A comunidade indígena Morcego, situada a 60 quilômetros de Boa Vista (RR), enfrenta transformações profundas desde 2018, quando plantações de soja começaram a ocupar a paisagem ao redor de seu território.
Segundo reportagem da Repórter Brasil, baseada em um estudo inédito do Instituto Serrapilheira, 26 das 33 terras indígenas de Roraima — o equivalente a 4 em cada 5 — estão cercadas por lavouras de soja. Dessas, 24 foram demarcadas em formato de “ilhas”, ou seja, fragmentadas e isoladas, o que amplia sua vulnerabilidade diante do avanço agrícola.

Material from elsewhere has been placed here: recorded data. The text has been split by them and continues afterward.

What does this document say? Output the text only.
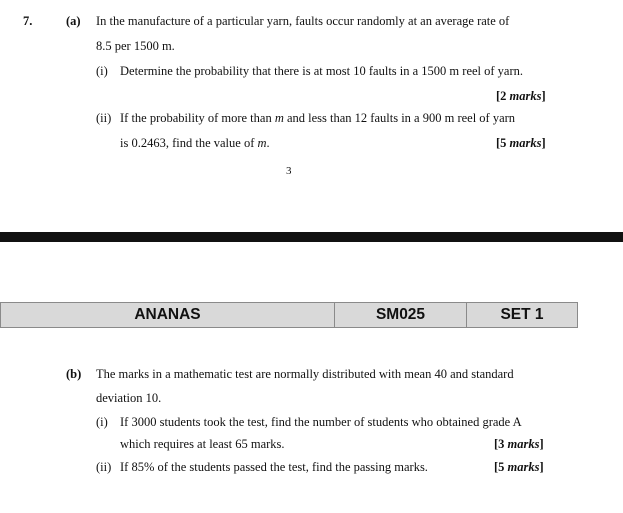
7.	(a) In the manufacture of a particular yarn, faults occur randomly at an average rate of
8.5 per 1500 m.
(i) Determine the probability that there is at most 10 faults in a 1500 m reel of yarn.
[2 marks]
(ii) If the probability of more than m and less than 12 faults in a 900 m reel of yarn
is 0.2463, find the value of m.	[5 marks]
3
ANANAS	SM025	SET 1
(b) The marks in a mathematic test are normally distributed with mean 40 and standard
deviation 10.
(i) If 3000 students took the test, find the number of students who obtained grade A
which requires at least 65 marks.	[3 marks]
(ii) If 85% of the students passed the test, find the passing marks.	[5 marks]
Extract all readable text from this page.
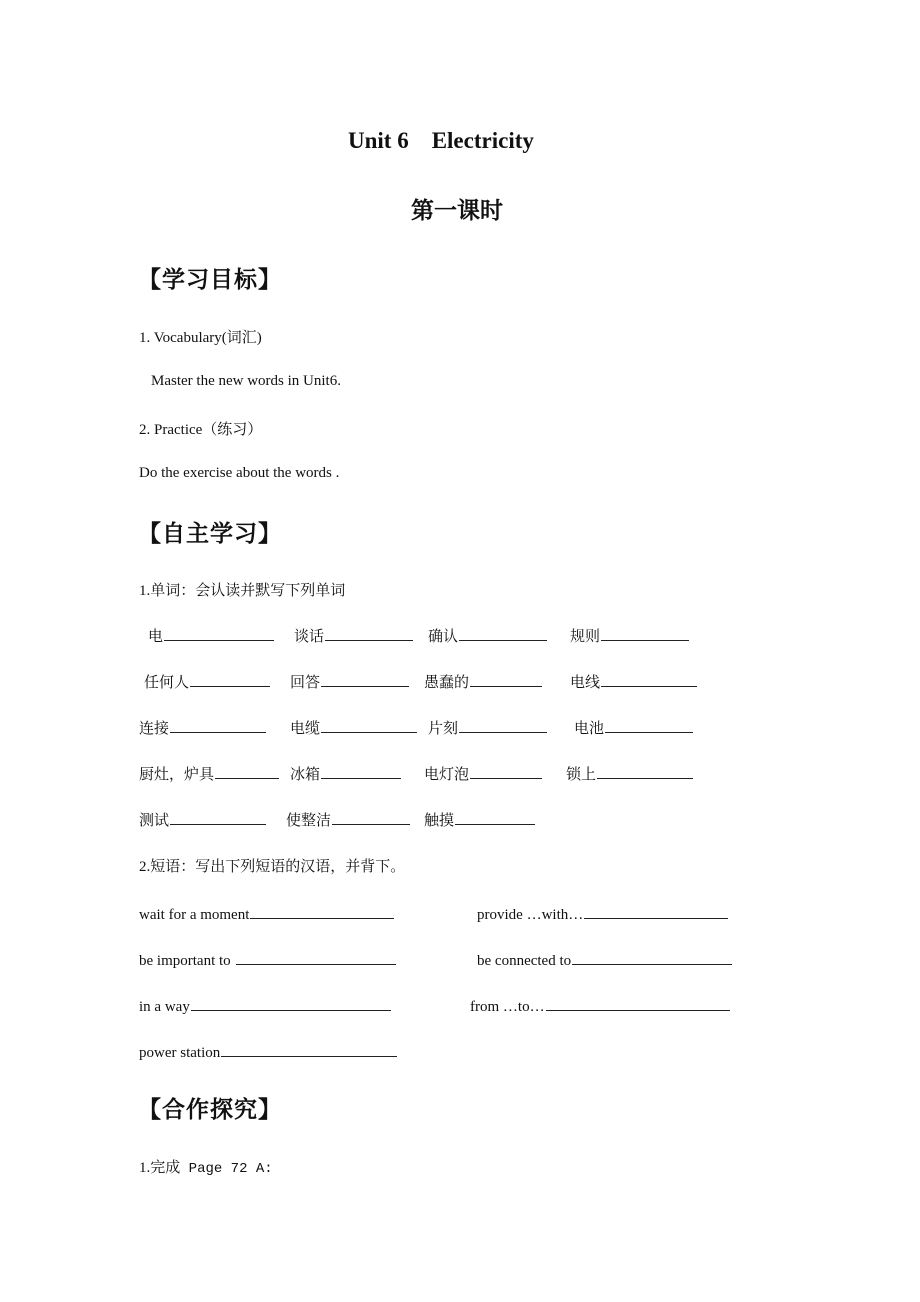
Unit 6　Electricity
第一课时
【学习目标】
1. Vocabulary(词汇)
Master the new words in Unit6.
2. Practice（练习）
Do the exercise about the words .
【自主学习】
1.单词：会认读并默写下列单词
电	谈话	确认	规则
任何人	回答	愚蠢的	电线
连接	电缆	片刻	电池
厨灶，炉具	冰箱	电灯泡	锁上
测试	使整洁	触摸
2.短语：写出下列短语的汉语，并背下。
wait for a moment	provide …with…
be important to	be connected to
in a way	from …to…
power station
【合作探究】
1.完成 Page 72 A:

Avanço acelerado e incentivado
De acordo com o IBGE, a área destinada à soja em Roraima aumentou 526% entre 2017 e 2024, saltando de 18.725 para 117.215 hectares. No mesmo período, a produção do grão multiplicou-se por nove, chegando a mais de 416 mil toneladas. A soja tornou-se o principal produto de exportação do estado, com destaque para destinos como China, Guiana, Venezuela e países da União Europeia.
Esse crescimento está vinculado a uma combinação de demanda internacional e políticas públicas estaduais que facilitaram a ocupação de terras por grandes produtores. A gestão do atual governador, Antonio Denarium (PP), aprovou leis que ampliaram o limite de propriedade e reduziram a reserva legal de vegetação nativa de 80% para 50%.
Impactos nas comunidades indígenas
Na comunidade Morcego, onde vivem cerca de 285 pessoas dos povos Macuxi e Wapichana, os efeitos da proximidade com as lavouras são sentidos diariamente. Pulverizações aéreas de agrotóxicos já provocaram reações alérgicas em crianças e idosos. Em 2021, uma denúncia ao Ibama resultou em multa de R$ 103 mil aos responsáveis, além da proibição do uso de aviões para aplicação de veneno nas imediações.
Mesmo com as restrições, novos despejos foram registrados em 2022. O Ministério Público Federal moveu ação civil pública, exigindo indenização de R$ 1 milhão à comunidade. Em 2023, decisão judicial suspendeu o uso de aeronaves, mas moradores denunciam que os agrotóxicos continuam sendo aplicados com máquinas terrestres.
Biodiversidade sob pressão
O estudo citado pela Repórter Brasil também revelou que quanto maiores e mais isoladas são as terras indígenas, maior é sua riqueza ambiental. Foram identificadas 1.930 espécies de fauna e flora em 20 TIs analisadas. No entanto, a presença de soja ao redor das áreas protegidas se mostrou fator de impacto negativo, principalmente sobre aves e anfíbios.
Efeitos na cultura e na alimentação
Além dos problemas de saúde, a comunidade relata dificuldades para manter tradições agrícolas e de coleta. Espécies como o caimbé e o mirixi, antes comuns na região, estão desaparecendo. “A gente está comprando farinha porque aqui não estamos mais produzindo”, lamenta Nayandre Nagelo da Silva, moradora da comunidade.
A proximidade das lavouras também altera o microclima local e espanta os animais usados na caça, atividade essencial para a sobrevivência e identidade cultural dos povos indígenas da região.
O pesquisador Bruno Sarkis, da Universidade Federal do Amazonas, alerta que o avanço da soja é parte de um processo mais amplo de apropriação territorial por grandes produtores vindos de estados como Mato Grosso e Paraná. “Do ponto de vista socioeconômico, o PIB cresce. Mas, socialmente, a renda se concentra nas mãos de poucos”, avalia.
Para ele, o Zoneamento Ecológico-Econômico aprovado em 2022 contribuiu ainda mais para esse cenário, ao liberar 1,6 milhão de hectares de terras privadas para desmatamento.
Sem resposta oficial
Procurado pela equipe da Repórter Brasil, o governo de Roraima não respondeu até o fechamento da matéria.